If you think of the old philosophical trope concerning trees in a forest and the sound they may or may not make when they fall down and there is no one to hear them, you would not be wrong in your understanding of this magnificent film. It is as much about the landscape as it is about being alone in a potentially hostile place. It also contains all the threads associated with finding yourself, but in its supreme understanding of the land, it loses all the stickiness or soppiness of cliché. If you see this film, try to see it on the big screen. It will blow your mind.

So, Chris and Lluis are friends. Their life paths have digressed from one another. But this 30-day challenge to walk a trail that extends some 600km is a bid for bonding and all those good things and fine values. They’re equipped with all the top of the range conveniences for such a hike.
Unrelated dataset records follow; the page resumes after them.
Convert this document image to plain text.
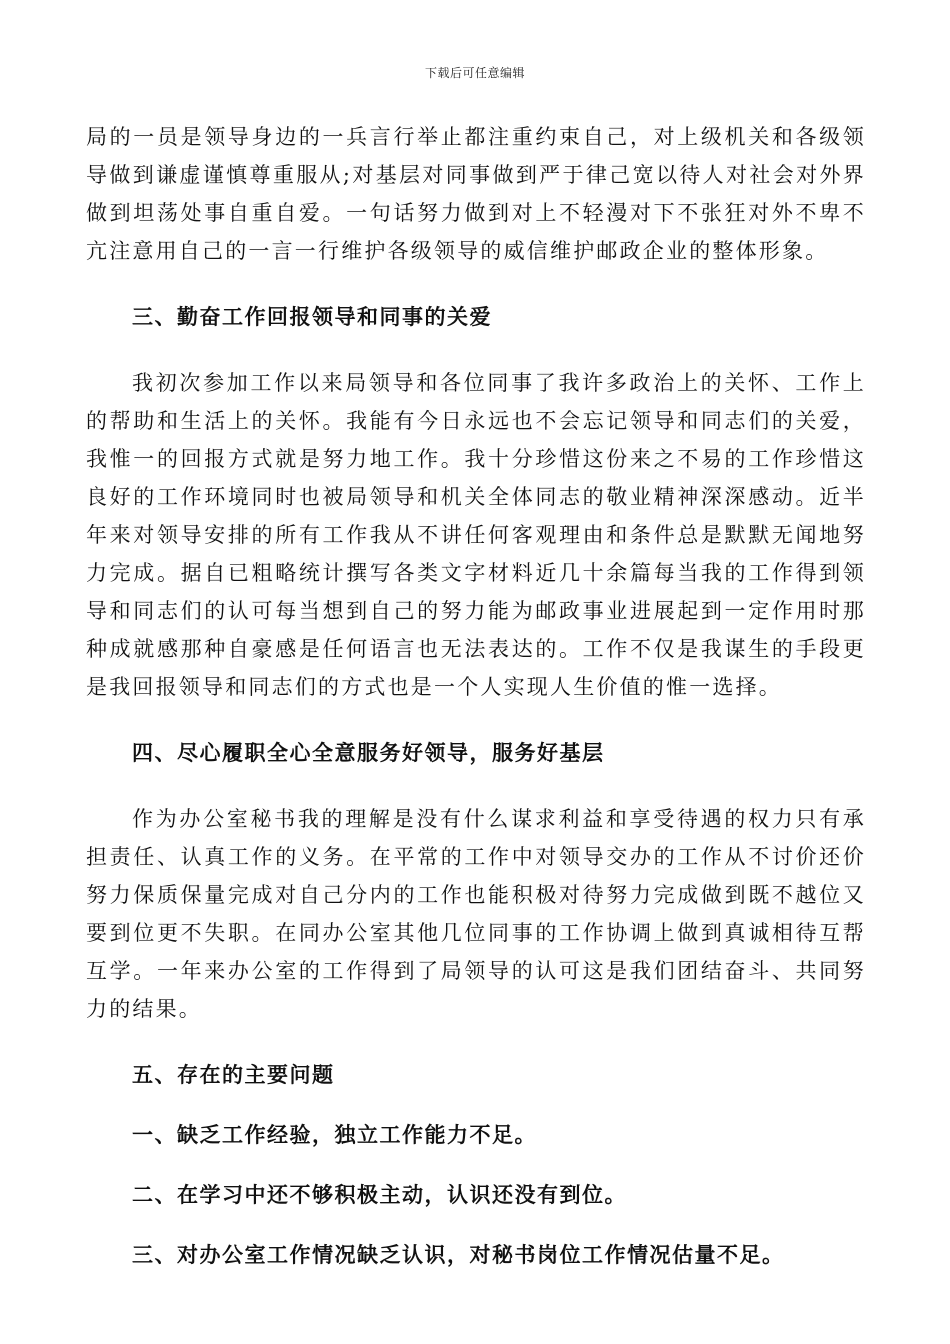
下载后可任意编辑

局的一员是领导身边的一兵言行举止都注重约束自己，对上级机关和各级领导做到谦虚谨慎尊重服从;对基层对同事做到严于律己宽以待人对社会对外界做到坦荡处事自重自爱。一句话努力做到对上不轻漫对下不张狂对外不卑不亢注意用自己的一言一行维护各级领导的威信维护邮政企业的整体形象。

三、勤奋工作回报领导和同事的关爱

我初次参加工作以来局领导和各位同事了我许多政治上的关怀、工作上的帮助和生活上的关怀。我能有今日永远也不会忘记领导和同志们的关爱，我惟一的回报方式就是努力地工作。我十分珍惜这份来之不易的工作珍惜这良好的工作环境同时也被局领导和机关全体同志的敬业精神深深感动。近半年来对领导安排的所有工作我从不讲任何客观理由和条件总是默默无闻地努力完成。据自已粗略统计撰写各类文字材料近几十余篇每当我的工作得到领导和同志们的认可每当想到自己的努力能为邮政事业进展起到一定作用时那种成就感那种自豪感是任何语言也无法表达的。工作不仅是我谋生的手段更是我回报领导和同志们的方式也是一个人实现人生价值的惟一选择。

四、尽心履职全心全意服务好领导，服务好基层

作为办公室秘书我的理解是没有什么谋求利益和享受待遇的权力只有承担责任、认真工作的义务。在平常的工作中对领导交办的工作从不讨价还价努力保质保量完成对自己分内的工作也能积极对待努力完成做到既不越位又要到位更不失职。在同办公室其他几位同事的工作协调上做到真诚相待互帮互学。一年来办公室的工作得到了局领导的认可这是我们团结奋斗、共同努力的结果。

五、存在的主要问题

一、缺乏工作经验，独立工作能力不足。

二、在学习中还不够积极主动，认识还没有到位。

三、对办公室工作情况缺乏认识，对秘书岗位工作情况估量不足。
Like any event of this nature, basic male bonding between two youngish guys who know each other well is the least of their issues as they face the complexities of their own bodies and hearts, as the pressures of their separate lives come rudely pushing into the glorious paths they must take, and as the vagaries of weather intervene.
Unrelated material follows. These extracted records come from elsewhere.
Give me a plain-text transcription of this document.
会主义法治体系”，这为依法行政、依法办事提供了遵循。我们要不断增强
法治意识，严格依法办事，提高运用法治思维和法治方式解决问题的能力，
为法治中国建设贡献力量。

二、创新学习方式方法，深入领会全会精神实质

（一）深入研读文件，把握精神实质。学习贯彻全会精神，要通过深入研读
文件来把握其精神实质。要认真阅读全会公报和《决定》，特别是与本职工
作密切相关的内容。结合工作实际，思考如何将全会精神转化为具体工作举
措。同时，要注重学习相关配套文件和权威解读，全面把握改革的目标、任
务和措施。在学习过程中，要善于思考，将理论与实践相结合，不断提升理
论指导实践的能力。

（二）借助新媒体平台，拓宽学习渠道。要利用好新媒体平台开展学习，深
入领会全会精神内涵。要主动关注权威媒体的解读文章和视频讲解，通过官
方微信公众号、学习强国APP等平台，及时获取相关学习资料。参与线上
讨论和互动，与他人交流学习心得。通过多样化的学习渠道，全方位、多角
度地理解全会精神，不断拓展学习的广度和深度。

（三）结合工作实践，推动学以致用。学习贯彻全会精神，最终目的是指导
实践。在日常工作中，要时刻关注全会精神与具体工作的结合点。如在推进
There are moments of extreme rage in this film. But they are contained within an understanding of a friendship that allows each to push the other away with all his strength, physically or verbally. They both know that they have each other’s backs and have permission to be honest and sometimes brutal in their emotions. After all, no true relationship can ever be sunshine and roses all the way.  

At times, each digresses alone. And it is these alone moments that give you to understand the enormity of the world in relation to its creatures. The film is Beckettian and biblical in its representation of being in the world. It is like Lord of the Rings in the vast ambit of journeying that it is about, and it focuses on beauty that is so big and terrifying that we as mere mortals really haven’t the wherewithal to grasp very much of it at all, hungry though we may be, to conquer.
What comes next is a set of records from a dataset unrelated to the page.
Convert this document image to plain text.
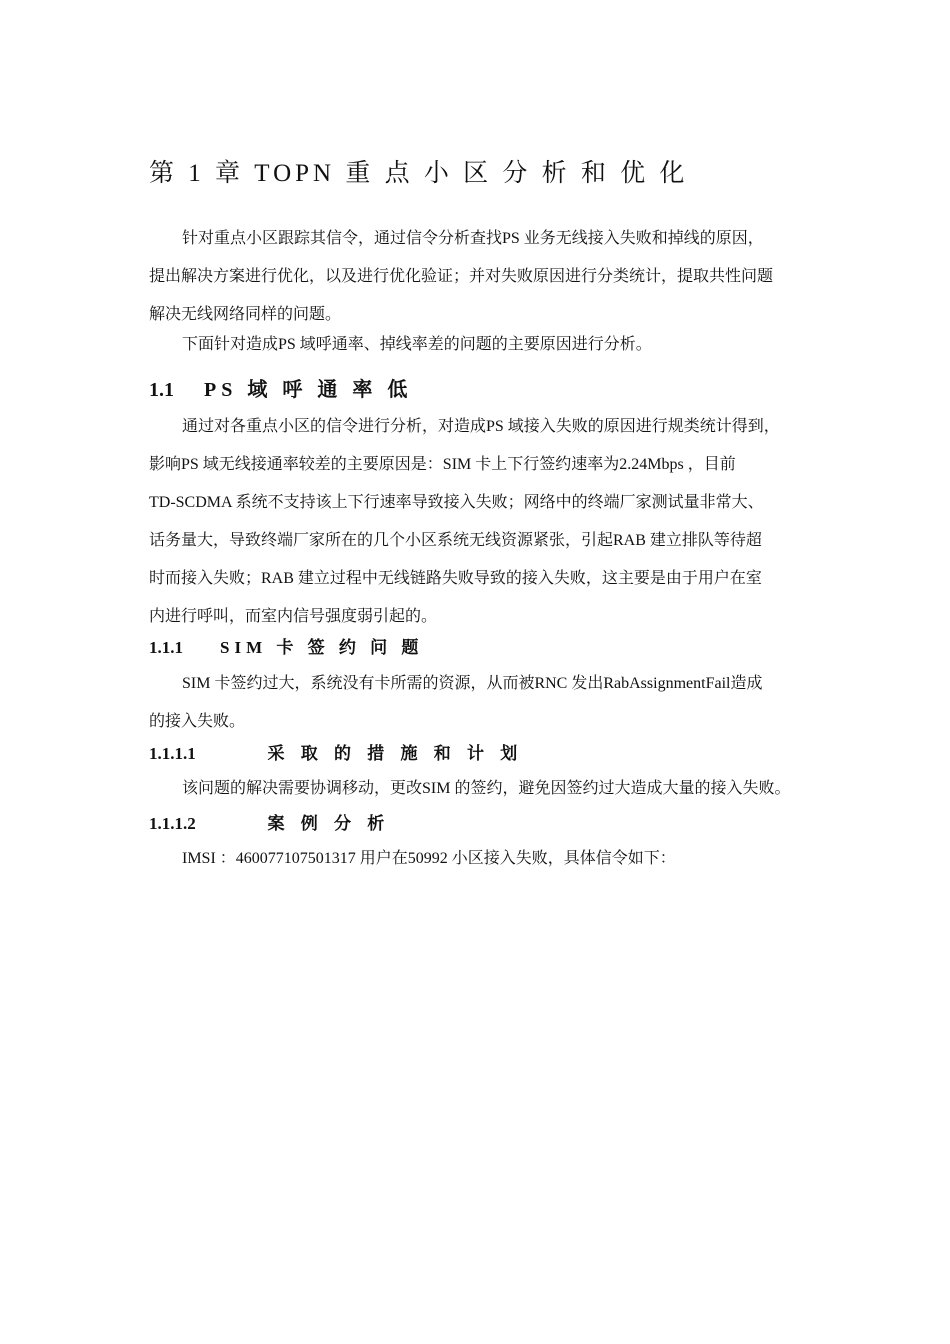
第 1 章 TOPN 重 点 小 区 分 析 和 优 化
针对重点小区跟踪其信令，通过信令分析查找PS 业务无线接入失败和掉线的原因，
提出解决方案进行优化，以及进行优化验证；并对失败原因进行分类统计，提取共性问题
解决无线网络同样的问题。
下面针对造成PS 域呼通率、掉线率差的问题的主要原因进行分析。
1.1 PS 域 呼 通 率 低
通过对各重点小区的信令进行分析，对造成PS 域接入失败的原因进行规类统计得到，
影响PS 域无线接通率较差的主要原因是：SIM 卡上下行签约速率为2.24Mbps ，目前
TD-SCDMA 系统不支持该上下行速率导致接入失败；网络中的终端厂家测试量非常大、
话务量大，导致终端厂家所在的几个小区系统无线资源紧张，引起RAB 建立排队等待超
时而接入失败；RAB 建立过程中无线链路失败导致的接入失败，这主要是由于用户在室
内进行呼叫，而室内信号强度弱引起的。
1.1.1 SIM 卡 签 约 问 题
SIM 卡签约过大，系统没有卡所需的资源，从而被RNC 发出RabAssignmentFail造成
的接入失败。
1.1.1.1	采 取 的 措 施 和 计 划
该问题的解决需要协调移动，更改SIM 的签约，避免因签约过大造成大量的接入失败。
1.1.1.2	案 例 分 析
IMSI ：460077107501317 用户在50992 小区接入失败，具体信令如下：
This is one of the films on this year’s festival that has the capacity to shift your footing in this world and make you think a little differently. Allow it to enfold you in all its interstices of wisdom and balance, vulnerability and the potency of not knowing what will happen next. It is a tonic and so well made, you will feel pain in your feet as you leave the auditorium: It will feel like they’ve walked the 600km themselves.

  •  The North is written and directed by Bart Schrijver and features a cast headed by Olly Bassi, Gráinne Blumenthal, Theo Fraser, Bart Harder, Luisa Hendry, David Honeyman, McQuiston John, Chris Lawlor, Pep Planas, Carles Pulido, Jacob Smyth, Matthijs van de Sande Bakhuyzen, Sharon Verdegem and Steve Walker. It is produced by Tom Holscher, Arnold Louis and Bart Schrijver and features creative input by Michiel Nieuwenhuijs (composer) Twan Peeters (cinematography) and Gijs Walstra (editor), Lara Hirzel (production design) and Juliette Girard (costumes). In English and Dutch with English subtitles, it is part of the 12th European Film Festival in South Africa, screening at The Bioscope independent cinema in Milpark, Johannesburg, The Labia in Cape Town and Hyde Park NuMetro in Johannesburg, as well as online via the festival’s website, until 19 October 2025.